Peccato che entrambi non abbiano inizialmente compreso, ovvero non abbiano voluto comprendere che noi, invece, abbiamo di proposito “affondato” il dito in una piaga. Nel malessere dilagante (pratiche e zainetti) che ha invaso il sistema del calcio nazionale. Almeno a certi livelli ed in determinate categorie.
Male per loro se Fabiani e/o Pierluigi Disanto, e altri ancora, si siano voluti identificare, in negativo, nei fatti che abbiamo evidenziato. Sono stati citati, prendendo a campione la situazione del Rieti, in quanto in qualche modo attori in quella situazione niente affatto rassicurante. Nel contenuto nessuno li ha accusati di nulla. Se qualcuno ha la coda di paglia se la bruci.

Perché si è scritto del Rieti? I motivi sono diversi. Un presidente, una brava persona, che è deluso dall’ambiente, dal calcio. Curci non vede l’ora di scappare da quella situazione. Disposto anche a regalarla la società, si è stancato di sottrarre denaro al suo patrimonio. Sintomo di una gestione non rispondente alle aspettative. Chi gli ha fatto la squadra, non mi interessa sapere chi è, lo ha preso in giro. Il Rieti, quello sceso in campo in questo inizio di campionato, ha fatto solo incetta di sconfitte e di pessime figure. Quel 6 a uno di Caserta rappresenta il degno coronamento al fallimento tecnico generale.

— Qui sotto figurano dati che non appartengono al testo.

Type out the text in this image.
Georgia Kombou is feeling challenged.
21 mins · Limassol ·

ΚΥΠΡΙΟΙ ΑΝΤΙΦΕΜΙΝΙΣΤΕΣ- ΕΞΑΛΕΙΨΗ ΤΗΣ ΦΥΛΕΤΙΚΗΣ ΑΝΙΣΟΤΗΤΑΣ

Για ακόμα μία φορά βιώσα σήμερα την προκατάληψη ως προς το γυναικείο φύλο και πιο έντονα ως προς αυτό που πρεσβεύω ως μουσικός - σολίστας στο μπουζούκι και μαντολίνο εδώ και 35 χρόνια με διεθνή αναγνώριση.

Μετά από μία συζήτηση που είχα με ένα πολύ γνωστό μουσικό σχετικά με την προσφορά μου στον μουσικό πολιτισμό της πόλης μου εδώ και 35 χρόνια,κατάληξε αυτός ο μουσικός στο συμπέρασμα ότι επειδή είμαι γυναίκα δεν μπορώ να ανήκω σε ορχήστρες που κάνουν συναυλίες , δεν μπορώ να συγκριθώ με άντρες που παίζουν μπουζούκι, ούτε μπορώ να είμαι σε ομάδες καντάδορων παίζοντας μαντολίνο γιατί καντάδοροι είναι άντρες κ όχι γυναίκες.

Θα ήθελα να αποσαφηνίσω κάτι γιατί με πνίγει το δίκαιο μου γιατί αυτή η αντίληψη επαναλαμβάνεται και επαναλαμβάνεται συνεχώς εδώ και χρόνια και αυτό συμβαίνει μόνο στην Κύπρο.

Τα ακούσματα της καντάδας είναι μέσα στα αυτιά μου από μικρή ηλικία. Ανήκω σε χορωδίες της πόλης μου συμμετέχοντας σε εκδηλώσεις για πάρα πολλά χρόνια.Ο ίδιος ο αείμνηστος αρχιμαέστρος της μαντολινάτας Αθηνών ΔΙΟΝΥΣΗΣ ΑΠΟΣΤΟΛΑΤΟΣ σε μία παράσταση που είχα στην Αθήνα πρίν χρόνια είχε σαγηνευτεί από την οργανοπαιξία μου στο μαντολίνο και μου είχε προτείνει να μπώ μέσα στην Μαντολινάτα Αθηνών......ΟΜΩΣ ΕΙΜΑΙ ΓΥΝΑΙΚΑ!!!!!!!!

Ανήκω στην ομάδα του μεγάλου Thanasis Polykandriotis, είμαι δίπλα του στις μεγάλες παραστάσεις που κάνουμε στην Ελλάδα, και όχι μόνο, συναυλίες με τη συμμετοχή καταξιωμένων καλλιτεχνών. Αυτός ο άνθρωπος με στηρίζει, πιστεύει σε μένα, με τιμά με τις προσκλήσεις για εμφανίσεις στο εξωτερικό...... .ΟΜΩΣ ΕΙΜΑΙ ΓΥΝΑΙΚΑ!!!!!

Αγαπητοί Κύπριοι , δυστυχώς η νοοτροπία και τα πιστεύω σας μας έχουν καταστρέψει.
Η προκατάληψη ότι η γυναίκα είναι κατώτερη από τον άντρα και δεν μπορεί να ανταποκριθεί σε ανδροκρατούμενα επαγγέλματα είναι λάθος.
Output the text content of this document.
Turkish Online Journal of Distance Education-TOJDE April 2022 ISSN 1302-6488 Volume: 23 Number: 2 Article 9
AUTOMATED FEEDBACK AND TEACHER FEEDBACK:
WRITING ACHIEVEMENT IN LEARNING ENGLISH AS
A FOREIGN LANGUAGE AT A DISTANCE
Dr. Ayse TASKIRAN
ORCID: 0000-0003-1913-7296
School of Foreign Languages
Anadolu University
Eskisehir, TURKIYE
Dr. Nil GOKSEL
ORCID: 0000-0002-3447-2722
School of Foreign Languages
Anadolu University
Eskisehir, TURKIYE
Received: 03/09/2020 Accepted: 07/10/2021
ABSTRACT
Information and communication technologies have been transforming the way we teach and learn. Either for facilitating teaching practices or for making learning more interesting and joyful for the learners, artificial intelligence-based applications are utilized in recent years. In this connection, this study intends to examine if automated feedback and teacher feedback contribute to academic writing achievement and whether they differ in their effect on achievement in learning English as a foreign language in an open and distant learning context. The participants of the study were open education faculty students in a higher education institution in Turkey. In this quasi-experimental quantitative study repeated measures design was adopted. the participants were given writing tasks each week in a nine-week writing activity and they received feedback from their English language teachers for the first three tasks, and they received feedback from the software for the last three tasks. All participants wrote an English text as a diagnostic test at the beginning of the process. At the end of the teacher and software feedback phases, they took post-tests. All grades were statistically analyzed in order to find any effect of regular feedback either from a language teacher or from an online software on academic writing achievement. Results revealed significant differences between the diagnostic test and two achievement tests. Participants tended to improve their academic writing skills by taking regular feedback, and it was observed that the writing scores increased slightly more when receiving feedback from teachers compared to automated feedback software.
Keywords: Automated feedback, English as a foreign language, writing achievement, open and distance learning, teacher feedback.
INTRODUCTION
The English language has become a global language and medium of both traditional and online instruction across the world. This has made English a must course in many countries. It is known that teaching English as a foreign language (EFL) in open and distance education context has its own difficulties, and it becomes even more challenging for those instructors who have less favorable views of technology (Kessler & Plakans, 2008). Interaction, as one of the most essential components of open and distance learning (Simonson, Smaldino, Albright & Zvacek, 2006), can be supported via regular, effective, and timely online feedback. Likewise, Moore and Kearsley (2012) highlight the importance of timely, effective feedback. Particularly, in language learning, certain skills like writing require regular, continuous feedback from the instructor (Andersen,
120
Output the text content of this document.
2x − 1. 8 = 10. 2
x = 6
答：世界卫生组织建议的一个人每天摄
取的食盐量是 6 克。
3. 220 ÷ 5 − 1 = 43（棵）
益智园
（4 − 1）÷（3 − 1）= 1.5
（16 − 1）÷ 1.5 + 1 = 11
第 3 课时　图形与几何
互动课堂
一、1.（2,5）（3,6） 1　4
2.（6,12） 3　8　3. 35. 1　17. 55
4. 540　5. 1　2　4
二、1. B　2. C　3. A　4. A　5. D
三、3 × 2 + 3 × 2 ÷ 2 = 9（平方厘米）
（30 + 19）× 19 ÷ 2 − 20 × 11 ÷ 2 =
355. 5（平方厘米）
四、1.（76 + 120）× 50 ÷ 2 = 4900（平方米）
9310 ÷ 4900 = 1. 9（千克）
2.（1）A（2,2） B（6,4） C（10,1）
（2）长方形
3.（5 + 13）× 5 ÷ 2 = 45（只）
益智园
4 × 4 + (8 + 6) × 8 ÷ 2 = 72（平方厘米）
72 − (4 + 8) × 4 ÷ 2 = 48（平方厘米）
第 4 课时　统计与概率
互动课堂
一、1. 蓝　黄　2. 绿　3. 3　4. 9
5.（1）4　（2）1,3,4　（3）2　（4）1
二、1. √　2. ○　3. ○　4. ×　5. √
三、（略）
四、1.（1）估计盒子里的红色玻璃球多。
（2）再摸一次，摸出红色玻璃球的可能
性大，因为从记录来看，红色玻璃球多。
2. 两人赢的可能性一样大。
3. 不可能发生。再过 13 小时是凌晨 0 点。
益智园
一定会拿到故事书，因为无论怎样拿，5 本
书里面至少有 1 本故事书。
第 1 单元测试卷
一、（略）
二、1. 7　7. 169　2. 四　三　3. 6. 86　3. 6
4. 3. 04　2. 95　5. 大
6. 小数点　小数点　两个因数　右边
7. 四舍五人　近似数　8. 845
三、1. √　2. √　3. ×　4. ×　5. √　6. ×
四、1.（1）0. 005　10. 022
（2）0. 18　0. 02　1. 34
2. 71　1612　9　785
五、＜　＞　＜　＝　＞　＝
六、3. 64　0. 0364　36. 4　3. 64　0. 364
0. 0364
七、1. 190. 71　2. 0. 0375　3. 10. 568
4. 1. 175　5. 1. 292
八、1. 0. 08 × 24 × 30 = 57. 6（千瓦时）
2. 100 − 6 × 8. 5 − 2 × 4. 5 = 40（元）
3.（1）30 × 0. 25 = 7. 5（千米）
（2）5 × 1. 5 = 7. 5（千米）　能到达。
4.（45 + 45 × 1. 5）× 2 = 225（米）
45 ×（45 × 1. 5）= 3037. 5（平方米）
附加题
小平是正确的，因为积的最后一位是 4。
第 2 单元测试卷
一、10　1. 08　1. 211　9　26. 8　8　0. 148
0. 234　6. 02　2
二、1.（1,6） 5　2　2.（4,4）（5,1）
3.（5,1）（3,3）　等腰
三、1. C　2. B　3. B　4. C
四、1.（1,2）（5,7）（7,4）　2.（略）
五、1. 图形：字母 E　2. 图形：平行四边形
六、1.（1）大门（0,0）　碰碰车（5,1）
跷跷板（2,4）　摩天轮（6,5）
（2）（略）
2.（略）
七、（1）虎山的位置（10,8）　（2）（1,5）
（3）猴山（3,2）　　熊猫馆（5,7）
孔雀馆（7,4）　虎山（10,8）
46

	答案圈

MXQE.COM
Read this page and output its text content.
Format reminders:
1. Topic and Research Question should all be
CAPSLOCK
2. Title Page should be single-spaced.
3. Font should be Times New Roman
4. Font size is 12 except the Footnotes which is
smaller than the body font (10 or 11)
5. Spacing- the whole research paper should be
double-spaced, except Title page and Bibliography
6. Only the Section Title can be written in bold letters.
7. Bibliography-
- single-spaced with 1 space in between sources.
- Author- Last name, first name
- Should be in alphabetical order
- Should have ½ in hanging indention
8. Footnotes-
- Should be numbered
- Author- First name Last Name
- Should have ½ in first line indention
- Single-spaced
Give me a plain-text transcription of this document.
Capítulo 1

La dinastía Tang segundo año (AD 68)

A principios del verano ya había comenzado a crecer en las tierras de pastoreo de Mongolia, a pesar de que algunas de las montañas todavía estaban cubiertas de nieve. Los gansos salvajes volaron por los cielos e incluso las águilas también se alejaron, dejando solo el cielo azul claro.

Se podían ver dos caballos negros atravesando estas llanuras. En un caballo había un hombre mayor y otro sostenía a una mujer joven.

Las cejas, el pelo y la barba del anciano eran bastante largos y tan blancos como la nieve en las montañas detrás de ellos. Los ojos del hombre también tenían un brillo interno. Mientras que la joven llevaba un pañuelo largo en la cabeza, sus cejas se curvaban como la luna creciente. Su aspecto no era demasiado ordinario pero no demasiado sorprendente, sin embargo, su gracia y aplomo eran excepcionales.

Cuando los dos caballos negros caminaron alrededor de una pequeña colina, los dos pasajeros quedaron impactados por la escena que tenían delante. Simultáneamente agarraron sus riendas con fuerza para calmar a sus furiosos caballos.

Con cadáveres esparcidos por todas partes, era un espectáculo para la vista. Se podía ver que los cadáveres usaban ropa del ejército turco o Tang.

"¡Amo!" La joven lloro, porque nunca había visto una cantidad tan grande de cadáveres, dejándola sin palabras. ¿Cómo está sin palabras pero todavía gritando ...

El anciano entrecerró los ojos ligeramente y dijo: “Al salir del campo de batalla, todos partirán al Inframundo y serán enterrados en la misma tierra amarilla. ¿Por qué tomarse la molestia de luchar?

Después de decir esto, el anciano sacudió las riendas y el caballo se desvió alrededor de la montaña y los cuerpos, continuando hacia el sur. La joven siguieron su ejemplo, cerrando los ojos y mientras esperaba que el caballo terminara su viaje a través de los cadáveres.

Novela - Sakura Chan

E’ la dimostrazione che chi è andato in campo non è in grado di giocare in serie C. Ci sarà un motivo? Ecco il rimprovero che ho voluto muovere a chi ha fatto la squadra. I malumori, nello spogliatoio, sono per di più notevoli. Perché chi non gioca si è reso conto di determinate cose e non intende più accettarle. La pentola è in ebollizione e l’acqua rischia di travasare da un momento all’altro.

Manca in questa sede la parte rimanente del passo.